Hoge Raad, 09-06-2023, ECLI:NL:HR:2023:906, 23/00167

Hoge Raad, 09-06-2023, ECLI:NL:HR:2023:906, 23/00167

Gegevens

Instantie
Hoge Raad
Datum uitspraak
9 juni 2023
Datum publicatie
9 juni 2023
Annotator
ECLI
ECLI:NL:HR:2023:906
Formele relaties
Zaaknummer
23/00167

Inhoudsindicatie

HR verklaart het beroep in cassatie n-o.

Uitspraak

HOGE RAAD DER NEDERLANDEN

BELASTINGKAMER

Nummer 23/00167

Datum 9 juni 2023

ARREST

op het door [X] te [Z] (hierna: belanghebbende) ingestelde beroep in cassatie tegen de uitspraak van het Gerechtshof Arnhem-Leeuwarden van 20 december 2022, nr.

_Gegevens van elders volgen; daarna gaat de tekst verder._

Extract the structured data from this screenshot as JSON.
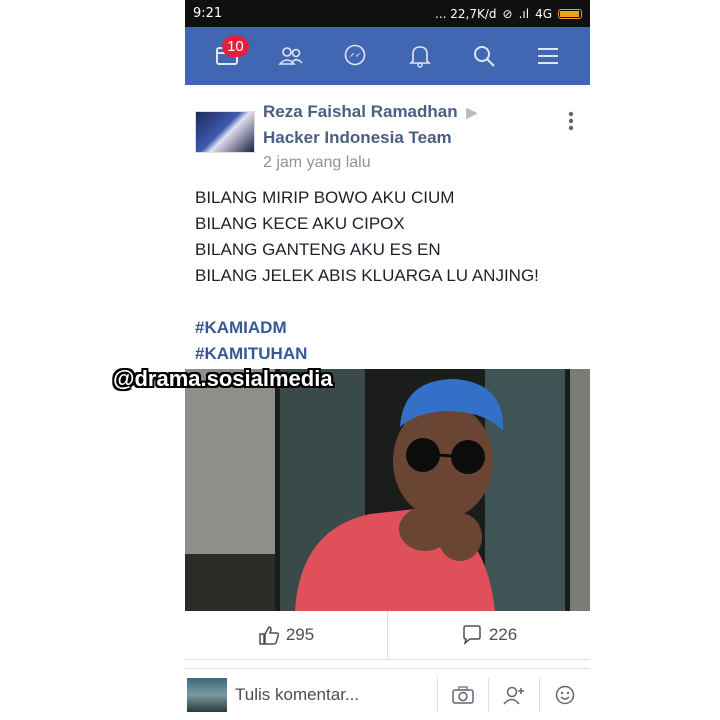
{
  "status_bar": {
    "time": "9:21",
    "network_speed": "... 22,7K/d",
    "network_type": "4G",
    "battery_level": 0.9
  },
  "navbar": {
    "notification_badge": "10",
    "icons": [
      "news-feed-icon",
      "friends-icon",
      "messenger-icon",
      "bell-icon",
      "search-icon",
      "menu-icon"
    ]
  },
  "post": {
    "author_name": "Reza Faishal Ramadhan",
    "group_name": "Hacker Indonesia Team",
    "timestamp": "2 jam yang lalu",
    "body": "BILANG MIRIP BOWO AKU CIUM\nBILANG KECE AKU CIPOX\nBILANG GANTENG AKU ES EN\nBILANG JELEK ABIS KLUARGA LU ANJING!",
    "hashtags": [
      "#KAMIADM",
      "#KAMITUHAN"
    ],
    "likes": "295",
    "comments": "226"
  },
  "comment_bar": {
    "placeholder": "Tulis komentar..."
  },
  "watermark": "@drama.sosialmedia",
  "colors": {
    "fb_blue": "#4267b2",
    "badge_red": "#e41e3f",
    "author_color": "#4b5f80",
    "hashtag_color": "#365899"
  }
}
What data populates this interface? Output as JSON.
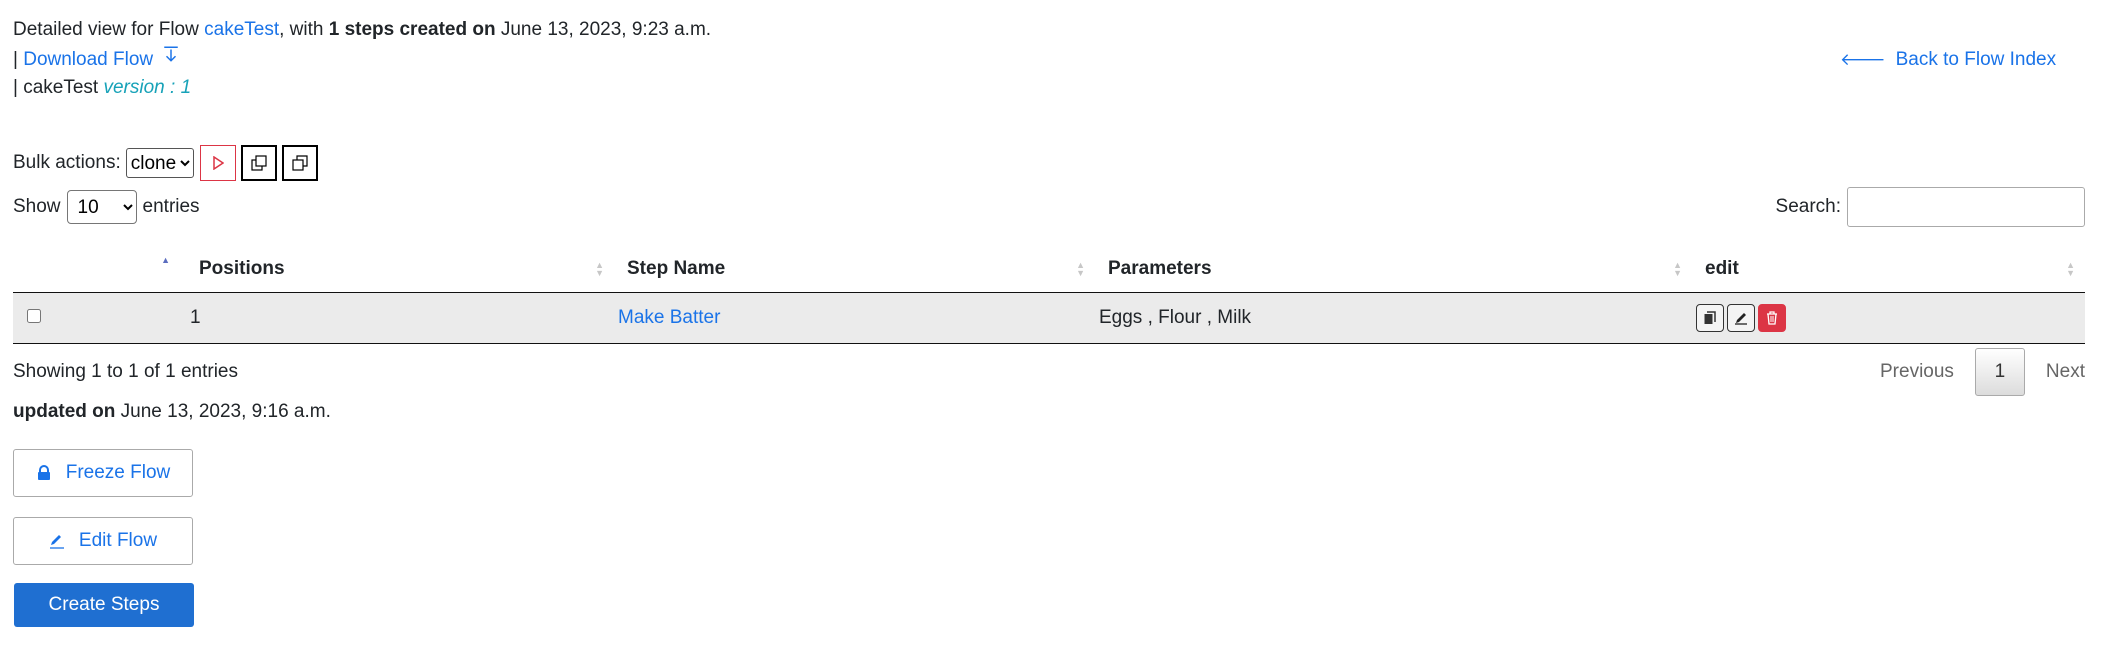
{
  "header": {
    "intro_prefix": "Detailed view for Flow ",
    "flow_name": "cakeTest",
    "intro_mid": ", with ",
    "steps_created": "1 steps created on",
    "created_date": " June 13, 2023, 9:23 a.m.",
    "download_prefix": "| ",
    "download_label": "Download Flow",
    "version_prefix": "| cakeTest ",
    "version_label": "version : 1",
    "back_label": "Back to Flow Index"
  },
  "bulk": {
    "label": "Bulk actions:",
    "selected": "clone"
  },
  "table_controls": {
    "show_label": "Show",
    "show_value": "10",
    "entries_label": "entries",
    "search_label": "Search:"
  },
  "table": {
    "columns": [
      "",
      "Positions",
      "Step Name",
      "Parameters",
      "edit"
    ],
    "rows": [
      {
        "position": "1",
        "step_name": "Make Batter",
        "parameters": "Eggs , Flour , Milk"
      }
    ]
  },
  "footer": {
    "showing": "Showing 1 to 1 of 1 entries",
    "prev": "Previous",
    "page": "1",
    "next": "Next",
    "updated_label": "updated on",
    "updated_date": " June 13, 2023, 9:16 a.m."
  },
  "actions": {
    "freeze": "Freeze Flow",
    "edit": "Edit Flow",
    "create": "Create Steps"
  },
  "colors": {
    "link": "#1a73e8",
    "danger": "#dc3545",
    "primary": "#1f6fd1"
  }
}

BK-ARN 22/000611.

1 Beoordeling van de ontvankelijkheid van het beroep in cassatie

De griffier van de Hoge Raad heeft belanghebbende bij aangetekende brief van 1 maart 2023 gewezen op de verschuldigdheid van griffierecht en voor de betaling daarvan een termijn van vier weken gesteld. Deze brief is volgens de gegevens van Track&Trace van PostNL afgehaald op de afhaallocatie. Het griffierecht is niet voldaan.

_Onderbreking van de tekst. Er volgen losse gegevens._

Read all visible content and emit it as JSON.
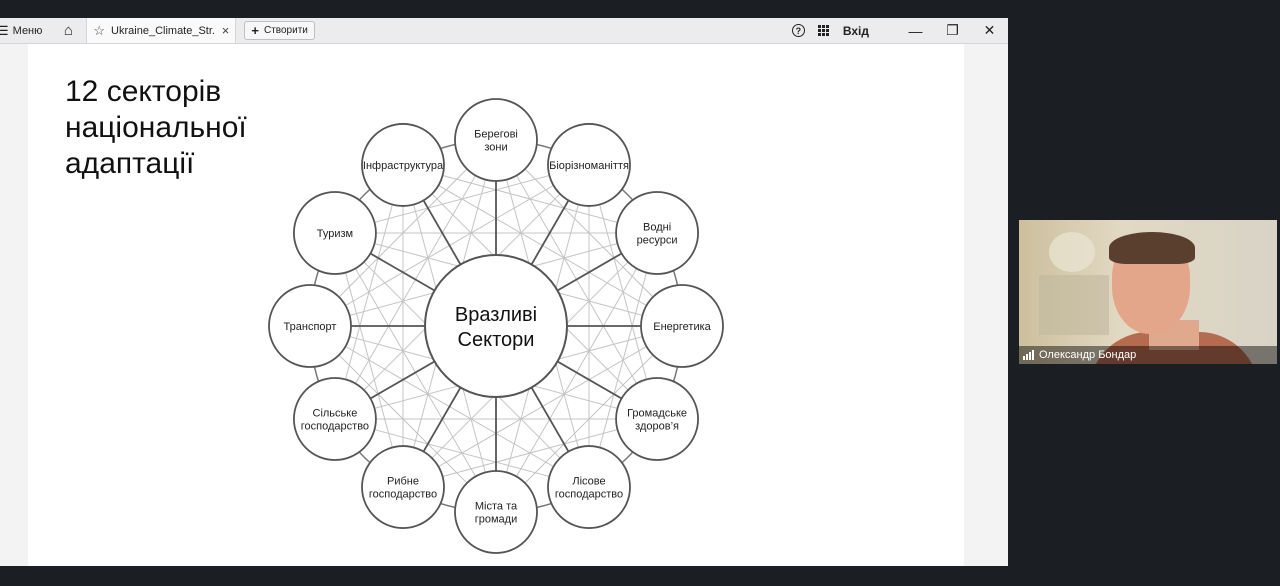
{
  "toolbar": {
    "menu_label": "Меню",
    "tab_title": "Ukraine_Climate_Str...",
    "create_label": "Створити",
    "login_label": "Вхід"
  },
  "slide": {
    "title": "12 секторів\nнаціональної\nадаптації",
    "center_label_line1": "Вразливі",
    "center_label_line2": "Сектори",
    "sectors": [
      {
        "lines": [
          "Берегові",
          "зони"
        ]
      },
      {
        "lines": [
          "Біорізноманіття"
        ]
      },
      {
        "lines": [
          "Водні",
          "ресурси"
        ]
      },
      {
        "lines": [
          "Енергетика"
        ]
      },
      {
        "lines": [
          "Громадське",
          "здоров’я"
        ]
      },
      {
        "lines": [
          "Лісове",
          "господарство"
        ]
      },
      {
        "lines": [
          "Міста та",
          "громади"
        ]
      },
      {
        "lines": [
          "Рибне",
          "господарство"
        ]
      },
      {
        "lines": [
          "Сільське",
          "господарство"
        ]
      },
      {
        "lines": [
          "Транспорт"
        ]
      },
      {
        "lines": [
          "Туризм"
        ]
      },
      {
        "lines": [
          "Інфраструктура"
        ]
      }
    ]
  },
  "video": {
    "participant_name": "Олександр Бондар"
  }
}
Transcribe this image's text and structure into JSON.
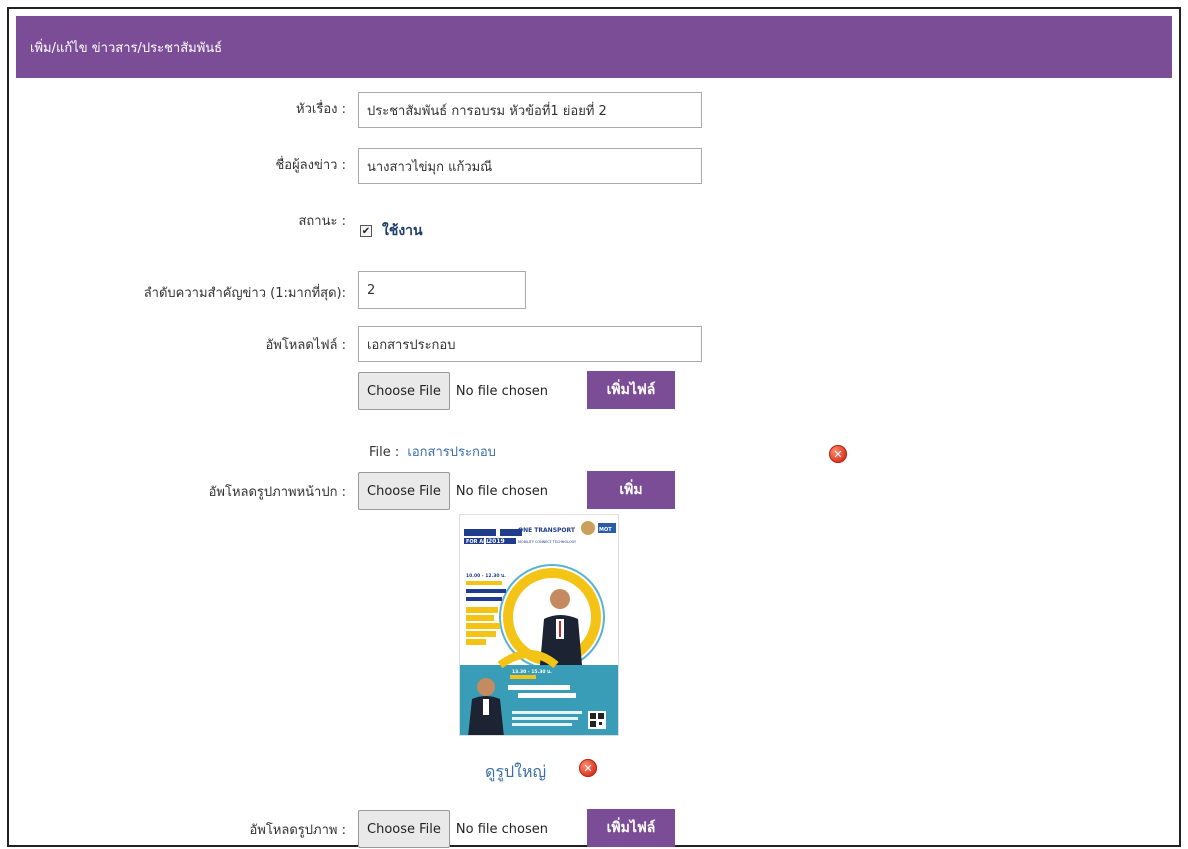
{
  "header": {
    "title": "เพิ่ม/แก้ไข ข่าวสาร/ประชาสัมพันธ์"
  },
  "form": {
    "title_label": "หัวเรื่อง :",
    "title_value": "ประชาสัมพันธ์ การอบรม หัวข้อที่1 ย่อยที่ 2",
    "author_label": "ชื่อผู้ลงข่าว :",
    "author_value": "นางสาวไข่มุก แก้วมณี",
    "status_label": "สถานะ :",
    "status_checkbox_label": "ใช้งาน",
    "status_checked": true,
    "priority_label": "ลำดับความสำคัญข่าว (1:มากที่สุด):",
    "priority_value": "2",
    "upload_file_label": "อัพโหลดไฟล์ :",
    "upload_file_name": "เอกสารประกอบ",
    "choose_file_label": "Choose File",
    "no_file_chosen": "No file chosen",
    "add_file_button": "เพิ่มไฟล์",
    "file_prefix": "File :",
    "file_link": "เอกสารประกอบ",
    "cover_label": "อัพโหลดรูปภาพหน้าปก :",
    "add_cover_button": "เพิ่ม",
    "view_large_link": "ดูรูปใหญ่",
    "image_label": "อัพโหลดรูปภาพ :",
    "add_image_button": "เพิ่มไฟล์"
  },
  "poster": {
    "top_text": "ONE TRANSPORT",
    "badge": "FOR ALL",
    "year": "2019",
    "subtitle": "MOBILITY CONNECT TECHNOLOGY",
    "mot": "MOT",
    "time1": "10.00 - 12.30 น.",
    "time2": "13.30 - 15.30 น."
  },
  "colors": {
    "accent": "#7c4d97",
    "link": "#3b6ea8",
    "delete": "#d8341f"
  }
}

De griffier van de Hoge Raad heeft op 30 maart 2023 een bericht in het digitale dossier van belanghebbende geplaatst waarbij belanghebbende in de gelegenheid is gesteld mee te delen waarom het griffierecht niet is betaald. Van de plaatsing van het hiervoor vermelde bericht in dit digitale dossier is eveneens op 30 maart 2023 een kennisgeving verzonden naar het door belanghebbende voor dit doel opgegeven e-mailadres. Op grond hiervan neemt de Hoge Raad aan dat belanghebbende dit bericht heeft ontvangen, en wel, gelet op artikel 8:36c, lid 2, Awb, op 30 maart 2023. Belanghebbende heeft van de hiervoor bedoelde gelegenheid geen gebruik gemaakt.

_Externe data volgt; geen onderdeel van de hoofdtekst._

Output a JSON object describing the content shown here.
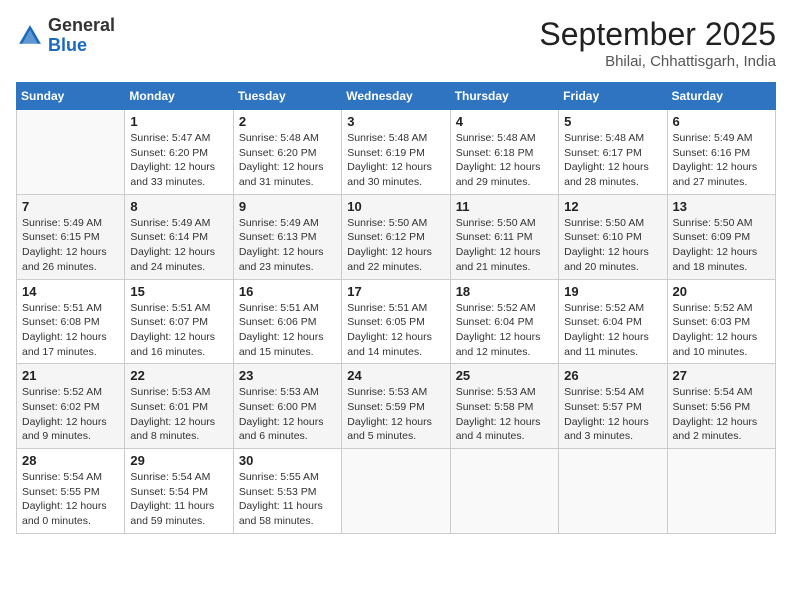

Het beroep in cassatie moet daarom op grond van artikel 8:41, lid 6, Awb niet-ontvankelijk worden verklaard.

2 Proceskosten

De Hoge Raad ziet geen aanleiding voor een veroordeling in de proceskosten.

3 Beslissing

De Hoge Raad verklaart het beroep in cassatie niet-ontvankelijk.

Dit arrest is gewezen door de raadsheer M.W.C. Feteris als voorzitter, en de raadsheren E.F. Faase en J.A.R. van Eijsden, in tegenwoordigheid van de waarnemend griffier E. Cichowski, en in het openbaar uitgesproken op 9 juni 2023.